Other kinds of herding trials that are popular are so-called arena trials, which are held in a fenced area and simulate conditions on a small farm. Both the American Kennel Club and the Australian Shepherd Club of America hold arena trials. Finally, there are open-field trials that test the skills required to work sheep in the Scottish Highlands; these usually referred to as ISDS trials (after the International Sheepdog Society in Great Britain, which sanctions them) or more commonly as Border Collie trials after the breed that greatly dominates them.
Then, around ten years ago, there began something of a public backlash against the American Kennel Club. Many people were saying that the AKC only promoted beauty contests (conformation shows) and didn't care about the minds or working history of the dog breeds. And people began to get interested in doing more working activities with their dogs. One result of this movement was that a group called the American Herding Breeds Association was formed in order to hold trials for all breeds, not just Border Collies.
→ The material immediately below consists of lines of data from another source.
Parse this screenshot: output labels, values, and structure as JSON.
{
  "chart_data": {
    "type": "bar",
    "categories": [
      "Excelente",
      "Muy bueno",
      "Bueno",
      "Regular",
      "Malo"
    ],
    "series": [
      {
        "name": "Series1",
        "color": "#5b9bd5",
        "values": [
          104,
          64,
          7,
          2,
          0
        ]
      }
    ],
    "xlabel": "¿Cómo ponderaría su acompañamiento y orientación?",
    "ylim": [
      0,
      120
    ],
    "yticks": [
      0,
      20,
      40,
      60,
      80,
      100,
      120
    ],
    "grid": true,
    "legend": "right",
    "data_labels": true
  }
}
A few years later, the AKC followed in the footsteps of the AHBA and in 1990 began a herding test and trial program of its own.
So at that time, there were quite a number of people in the US that were interested in learning more about their dogs' historical use as herding dogs, but were not necessarily people who had sheep of their own. In addition, many breed clubs wanted to establish that their breeds did still retain their working ability and wanted to encourage people to work their dogs. The Briard Club of America was one of several AKC member clubs to establish a herding program to meet these goals. The BCA offers several herding instinct tests every year (one is usually held in conjunction with the national specialty in August) for the benefit of those who would like their dogs to be exposed to livestock. The BCA confers the title HC (Herding Certified) to dogs who demonstrate appropriate desire to control the stock. The BCA has also published a description of the working style of the breed for the benefit of instinct testers who may not be familiar with Briards.
The growing availability of herding trials open to all breeds, and the number of people who had been to an instinct test and wanted to learn more, created a demand for herding trainers. So people who lived in the country who knew about training herding dogs started offering lessons to people who didn't have their own livestock. Many of those herding with Briards in the United States fall into this class of people, termed "hobby herders"; yet a growing number are acquiring livestock of their own. Briards are now serving as stockdogs on at least a half-dozen US farms, and the number continues to grow.
Generally speaking, American herders have found their Briards to retain a high degree of ability and to be competitive in both arena and boundary-style trials, even against dogs like Border Collies, Australian Shepherds, Australian Cattle Dogs and Australian Kelpies (the breeds most often used by American farmers). As US handlers continue to increase in skill and number, and as we learn to breed selectively to enhance herding ability, our competitiveness in the trial arena will continue to grow.
Finally, let's not forget how herding appears from the dog's point of view. As a puppy learns about sheep, he will learn about the larger world as well. And a tending dog will certainly have his views on the three R's of tending as well.